What To Know About Subscription Apps

When you develop and build an app, you’re more than likely doing it because you want to make money. There are a few other reasons you might develop an app, such as employee communication, but the primary reason is usually monetization.

What To Know About Subscription Apps

Most apps available on Google Play and the App Store are initially free to download, however. According to app development firm Buildfire, of the apps on the App Store, more than 60 percent are free to download.

If you charge for app downloads it’s a straightforward way to make money right away, but is this the best option especially with so much free competition out there?

As entrepreneurs and businesses are looking for ways to monetize an app outside of charging for downloads, they’ll find that one option is a subscription-based app. The following are some things to know about creating and marketing an app monetized through subscription signups.

Launching a Subscription App

There are some benefits to a subscription-based app. Namely, it delivers recurring revenue. Instead of asking users to pay a fee upon downloading, you’re asking them to pay a fee so that they can derive value over time.

If you are launching a subscription app, you’re going to have to do quite a bit of long-term thinking, however. Is your app going to be able to continue offering users value over time? If not, you’re going to have issues with people unsubscribing and potentially uninstalling your app.

When you’re in the development phase and you’re deciding on a monetization strategy, you will have to think about whether or not you’ll be able to sustain the subscription model. It may not be the right option for your business or your app.
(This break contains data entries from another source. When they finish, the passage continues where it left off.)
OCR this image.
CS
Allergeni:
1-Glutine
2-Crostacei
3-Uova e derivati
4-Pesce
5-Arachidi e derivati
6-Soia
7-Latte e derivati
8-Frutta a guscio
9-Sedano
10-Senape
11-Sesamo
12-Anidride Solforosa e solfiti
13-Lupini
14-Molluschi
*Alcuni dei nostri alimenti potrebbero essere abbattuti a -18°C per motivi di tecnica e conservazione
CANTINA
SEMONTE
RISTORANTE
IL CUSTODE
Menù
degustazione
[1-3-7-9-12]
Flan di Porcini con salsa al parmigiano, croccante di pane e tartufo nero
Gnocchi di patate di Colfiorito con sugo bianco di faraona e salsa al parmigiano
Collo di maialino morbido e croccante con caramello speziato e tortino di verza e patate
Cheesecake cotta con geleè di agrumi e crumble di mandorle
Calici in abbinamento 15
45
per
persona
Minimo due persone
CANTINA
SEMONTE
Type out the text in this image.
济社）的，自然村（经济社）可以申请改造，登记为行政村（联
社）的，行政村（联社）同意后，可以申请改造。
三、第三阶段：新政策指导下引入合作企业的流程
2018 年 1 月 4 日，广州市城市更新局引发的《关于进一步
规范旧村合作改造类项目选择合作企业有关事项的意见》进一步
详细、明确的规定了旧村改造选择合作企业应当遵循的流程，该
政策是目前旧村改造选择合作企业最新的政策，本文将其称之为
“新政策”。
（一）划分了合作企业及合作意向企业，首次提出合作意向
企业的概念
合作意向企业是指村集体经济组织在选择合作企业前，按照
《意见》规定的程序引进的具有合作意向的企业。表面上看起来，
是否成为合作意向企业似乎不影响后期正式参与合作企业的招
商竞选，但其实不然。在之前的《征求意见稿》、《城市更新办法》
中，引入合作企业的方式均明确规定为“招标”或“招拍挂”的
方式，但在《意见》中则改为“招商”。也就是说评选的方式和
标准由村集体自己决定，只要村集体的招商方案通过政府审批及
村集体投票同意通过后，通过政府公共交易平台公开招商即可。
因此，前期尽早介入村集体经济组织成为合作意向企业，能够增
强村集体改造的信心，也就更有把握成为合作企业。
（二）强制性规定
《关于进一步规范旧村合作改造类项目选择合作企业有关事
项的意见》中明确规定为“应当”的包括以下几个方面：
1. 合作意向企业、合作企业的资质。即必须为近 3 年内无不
You’re going to be constantly working on staying ahead of the competition, developing new content and being innovative in how you market and connect with app users.

There’s also the challenge of not only being up-to-date in terms of technical considerations but also what your customers are interested in.

Types of Subscription Apps

While you can make pretty much anything a subscription app, some types of platforms tend to be especially well-suited. Content apps are great for a subscription model, and it’s a natural fit.

Service apps such as apps that help with productivity can be good for subscription models, but you still have to focus on consistently finding ways to bring value to your users and engage them.

On the other hand, gaming and shopping apps typically aren’t very well-suited to the subscription model.

App Store Preference

Along with the recurring revenue element, a big factor that might move you in the direction of a subscription monetization model is the fact that the App Store prefers it. Apple has been working on encouraging developers to move away from the single purchase model and toward the subscription model.

The theoretical reason behind this push from Apple is to help developers receive recurring revenue. With that being said, it’s beneficial for Apple to move in this direction as well because Apple gets a 30 percent revenue split on the initial subscription year and 15 percent after that.

Onboarding

If you are going to monetize your app through a subscription model, when you’re marketing your start up and developing your platform you’re going to need to focus on onboarding. Most developers do this by offering a free trial period.

During this trial period, users need to see the value of the app to the point that they’re going to be willing to pay for it month after month.

You’re going to have to work on your onboarding and trial period regarding what you offer, how it works and how you market it.

To figure these out, you’ll have to consider how long you believe it will take the average user to derive the full value of the app.

User Support

Finally, there are a lot of considerations to keep in mind with a subscription model including the long-term thinking and strategy as far as how you’ll keep the content worthwhile. At the same time, you’ll also have to think about providing user support in the long-term as well.

Anyone who’s going to sign up for a subscription service wants to feel like they’re consistently getting a high level of value and that certainly includes service and support.

There will be more of a need for service and support with a subscription as well because it’s more likely to have constantly changing features and more engagement.